Overcoming Health Anxiety: (formally called Hypochondriais)

For Most people, a recently-appeared skin blemish or a headache is nothing to be alarmed about. But if you suffer from health anxiety, formally known as “hypochondriasis,” symptoms such as these could easily be interpreted as a life-threatening disease. You may visit your doctor excessively, or avoid going to the doctor altogether for fear that you will be diagnosed with something terrible. If you do see your physician, and he or she runs some tests, you are likely to assume the worst — and the waiting period can be agonizing.

Health anxiety can be a central feature of many different diagnoses, including depression, somatoform disorder, adjustment disorder and others. It can also be a central feature of certain anxiety disorders, such as generalized anxiety disorder (GAD), obsessive compulsive disorder (OCD), and panic disorder. Individuals suffering from GAD are most likely fear malignancies, while individuals with OCD most commonly worry about infectious diseases. Panic disorder sufferers often worry that they are going to have a heart attack, and/or fear a catastrophic reaction to a medication resulting in “medication phobia.”

Health anxiety is influenced by a number of other factors as well, such as the media reporting — in an often sensationalized manner — the risk factors for various diseases.  In such reportage, the risk factor of “stress” is invariably over-emphasized, which can create an even worse scenario: stressing about the effects of stress on your body! Television dramas such as Grey’s Anatomy or House depict individuals with mysterious (and often fatal) diagnoses. The Internet, of course, is rife with information that is frequently unreliable, and suggestible individuals can spend hours researching just one symptom. These cyberchondriacas are on a desperate search for some reassurance, but more often than not find their anxiety is only exacerbated by the ambiguity of their symptoms.

Two other contributing factors  are age and life events. Generally speaking, the older you are, the more vulnerable you feel to developing illness. You may have friends or relatives around your age that have succumbed to a major illness, or died. Health anxiety is, at its very core, a fear of dying. The reality that you cannot control what is imminent forces you to confront your own mortality. And the older you get, the worse your health anxiety will be.

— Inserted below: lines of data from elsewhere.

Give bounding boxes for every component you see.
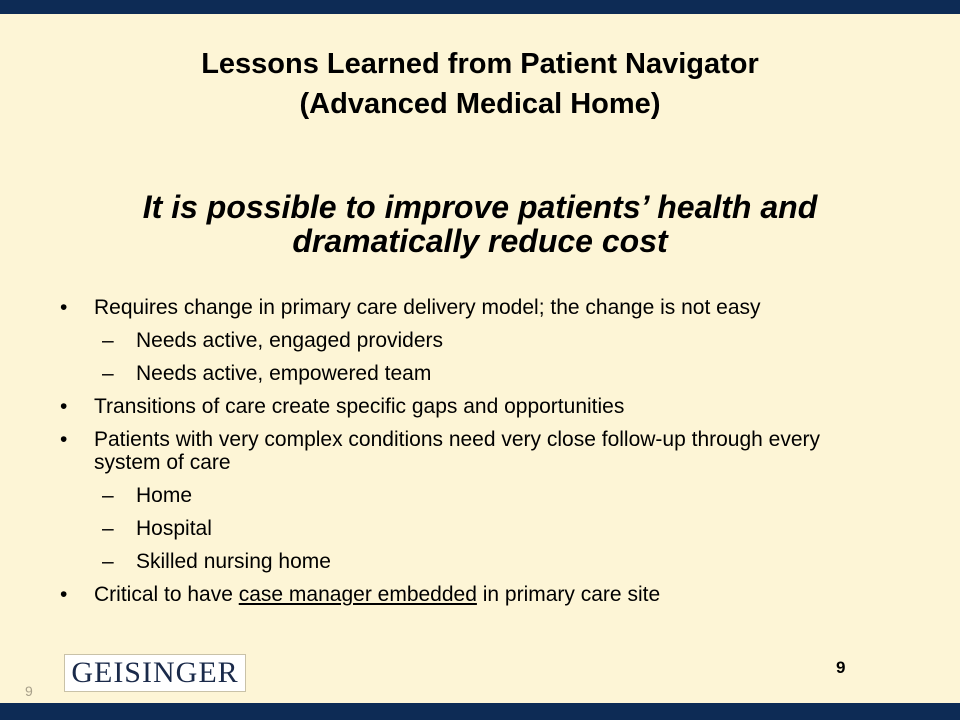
sub-bullet-item <box>60 362 890 385</box>
sub-bullet-item <box>60 484 890 507</box>
geisinger-logo: GEISINGER <box>64 654 246 692</box>
slide-title <box>0 44 960 124</box>
bullet-item <box>60 428 890 474</box>
bullet-item <box>60 296 890 319</box>
sub-bullet-text: Hospital <box>136 517 212 540</box>
page-number-corner: 9 <box>25 683 33 699</box>
bullet-marker: • <box>60 583 68 606</box>
bullet-marker: • <box>60 395 68 418</box>
bullet-text-underlined: case manager embedded <box>238 583 477 606</box>
bullet-item <box>60 395 890 418</box>
bottom-bar <box>0 703 960 720</box>
sub-bullet-text: Skilled nursing home <box>136 550 331 573</box>
bullet-text-post: in primary care site <box>476 583 661 606</box>
bullet-item <box>60 583 890 606</box>
sub-bullet-marker: – <box>102 550 114 573</box>
sub-bullet-item <box>60 329 890 352</box>
sub-bullet-item <box>60 550 890 573</box>
sub-bullet-text: Needs active, engaged providers <box>136 329 444 352</box>
bullet-text: Patients with very complex conditions need very close follow-up through every system of care <box>94 428 821 474</box>
bullet-text-pre: Critical to have <box>94 583 239 606</box>
sub-bullet-marker: – <box>102 329 114 352</box>
title-line-1: Lessons Learned from Patient Navigator <box>201 48 759 80</box>
sub-bullet-text: Home <box>136 484 193 507</box>
title-line-2: (Advanced Medical Home) <box>299 88 661 120</box>
bullet-text: Requires change in primary care delivery model; the change is not easy <box>94 296 761 319</box>
top-bar <box>0 0 960 14</box>
sub-bullet-text: Needs active, empowered team <box>136 362 432 385</box>
sub-bullet-item <box>60 517 890 540</box>
sub-bullet-marker: – <box>102 362 114 385</box>
bullet-marker: • <box>60 296 68 319</box>
sub-bullet-marker: – <box>102 484 114 507</box>
bullet-text: Transitions of care create specific gaps and opportunities <box>94 395 625 418</box>
page-number: 9 <box>836 658 846 677</box>
bullet-list <box>60 296 890 616</box>
slide-subtitle: It is possible to improve patients’ health and dramatically reduce cost <box>142 189 818 259</box>
bullet-marker: • <box>60 428 68 451</box>
sub-bullet-marker: – <box>102 517 114 540</box>
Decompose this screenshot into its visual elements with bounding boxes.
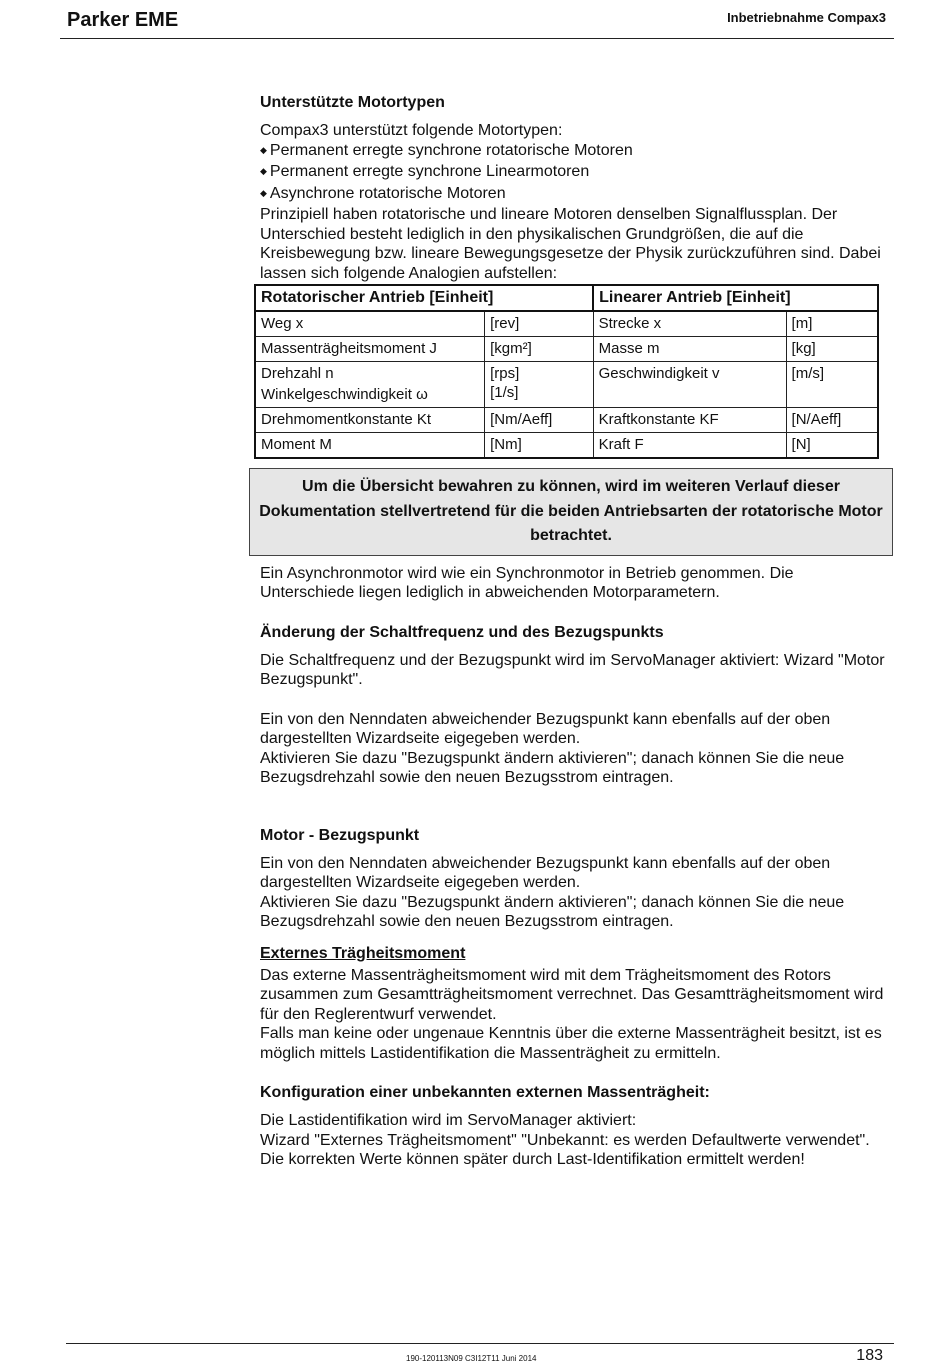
heading-konfiguration: Konfiguration einer unbekannten externen Massenträgheit: [260,1084,710,1101]
table-cell [485,362,594,408]
footer-doc-code: 190-120113N09 C3I12T11 Juni 2014 [406,1354,537,1363]
table-cell: Masse m [593,337,786,362]
traegheit-p1: Das externe Massenträgheitsmoment wird mit dem Trägheitsmoment des Rotors zusammen zum Gesamtträgheitsmoment verrechnet. Das Gesamtträgheitsmoment wird für den Reglerentwurf verwendet. [260,966,884,1023]
table-cell: Weg x [255,311,485,337]
page-content [260,93,890,1170]
bezugspunkt-p2: Aktivieren Sie dazu "Bezugspunkt ändern aktivieren"; danach können Sie die neue Bezugsdrehzahl sowie den neuen Bezugsstrom eintragen. [260,893,845,930]
motortypen-intro: Compax3 unterstützt folgende Motortypen: [260,122,563,139]
table-header-rotatory: Rotatorischer Antrieb [Einheit] [255,285,593,311]
table-cell [255,362,485,408]
table-cell: Drehmomentkonstante Kt [255,408,485,433]
header-title: Inbetriebnahme Compax3 [727,10,886,25]
page-number: 183 [856,1347,883,1364]
async-text: Ein Asynchronmotor wird wie ein Synchronmotor in Betrieb genommen. Die Unterschiede liegen lediglich in abweichenden Motorparametern. [260,564,794,601]
konfiguration-p1: Die Lastidentifikation wird im ServoManager aktiviert: [260,1112,637,1129]
table-cell: [kg] [786,337,878,362]
heading-externes-traegheitsmoment: Externes Trägheitsmoment [260,944,466,962]
table-row [255,408,878,433]
table-cell: [N/Aeff] [786,408,878,433]
table-row [255,337,878,362]
table-cell: Geschwindigkeit v [593,362,786,408]
motortypen-list [260,141,890,206]
heading-bezugspunkt: Motor - Bezugspunkt [260,826,420,844]
table-cell: [m/s] [786,362,878,408]
traegheit-p2: Falls man keine oder ungenaue Kenntnis über die externe Massenträgheit besitzt, ist es möglich mittels Lastidentifikation die Massenträgheit zu ermitteln. [260,1025,882,1062]
footer-divider [66,1343,894,1344]
table-cell: Kraftkonstante KF [593,408,786,433]
cell-line: [1/s] [490,384,519,401]
motortypen-text: Prinzipiell haben rotatorische und lineare Motoren denselben Signalflussplan. Der Unterschied besteht lediglich in den physikalischen Grundgrößen, die auf die Kreisbewegung bzw. lineare Bewegungsgesetze der Physik zurückzuführen sind. Dabei lassen sich folgende Analogien aufstellen: [260,206,881,282]
table-cell: Kraft F [593,433,786,459]
table-cell: [kgm²] [485,337,594,362]
heading-motortypen: Unterstützte Motortypen [260,94,445,111]
table-cell: Strecke x [593,311,786,337]
table-cell: [N] [786,433,878,459]
analogy-table [254,284,879,459]
header-company: Parker EME [67,9,179,31]
table-cell: Massenträgheitsmoment J [255,337,485,362]
table-cell: [Nm/Aeff] [485,408,594,433]
table-cell: [Nm] [485,433,594,459]
schaltfrequenz-p1: Die Schaltfrequenz und der Bezugspunkt wird im ServoManager aktiviert: Wizard "Motor Bezugspunkt". [260,651,885,688]
list-item: ◆ Permanent erregte synchrone rotatorische Motoren [260,141,890,163]
note-box: Um die Übersicht bewahren zu können, wird im weiteren Verlauf dieser Dokumentation stellvertretend für die beiden Antriebsarten der rotatorische Motor betrachtet. [249,468,893,556]
cell-line: [rps] [490,365,520,382]
table-row [255,433,878,459]
konfiguration-p2: Wizard "Externes Trägheitsmoment" "Unbekannt: es werden Defaultwerte verwendet". [260,1131,870,1149]
konfiguration-p3: Die korrekten Werte können später durch Last-Identifikation ermittelt werden! [260,1151,805,1168]
schaltfrequenz-p3: Aktivieren Sie dazu "Bezugspunkt ändern aktivieren"; danach können Sie die neue Bezugsdrehzahl sowie den neuen Bezugsstrom eintragen. [260,749,845,786]
table-cell: [rev] [485,311,594,337]
table-cell: [m] [786,311,878,337]
schaltfrequenz-p2: Ein von den Nenndaten abweichender Bezugspunkt kann ebenfalls auf der oben dargestellten Wizardseite eigegeben werden. [260,710,831,747]
bezugspunkt-p1: Ein von den Nenndaten abweichender Bezugspunkt kann ebenfalls auf der oben dargestellten Wizardseite eigegeben werden. [260,854,831,891]
table-cell: Moment M [255,433,485,459]
cell-line: Winkelgeschwindigkeit ω [261,386,428,403]
heading-schaltfrequenz: Änderung der Schaltfrequenz und des Bezugspunkts [260,623,664,641]
header-divider [60,38,894,39]
list-item: ◆ Permanent erregte synchrone Linearmotoren [260,162,890,184]
table-header-linear: Linearer Antrieb [Einheit] [593,285,878,311]
table-header-row [255,285,878,311]
table-row [255,311,878,337]
list-item: ◆ Asynchrone rotatorische Motoren [260,184,890,206]
table-row [255,362,878,408]
cell-line: Drehzahl n [261,365,334,382]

There is effective treatment for health anxiety. However, the treatment of choice for all anxiety involves confronting your fears. Avoiding thinking about it, or trying to stop the thoughts, is not effective. It may help temporarily, but eventually your anxiety will return, because you can’t help but be aware that sickness and death are fundamentally inevitable at some point. In my practice of specializing in anxiety and chronic illness, I have observed that those clients who already have a serious illness usually do not fear falling ill; they’ve already adapted to it and, for the most part, have developed strategies to live within its limitations. Those clients who have had the fortune of being healthy are more likely to fear being diagnosed with a disease. They have not had the opportunity to learn that there are choices and resources available with many illnesses. It is no surprise, then, that the treatment of choice for health anxiety is a combination of cognitive therapy and imaginal exposure therapy. As threatening as these therapies may sound, they are time-limited, and initiate recovery.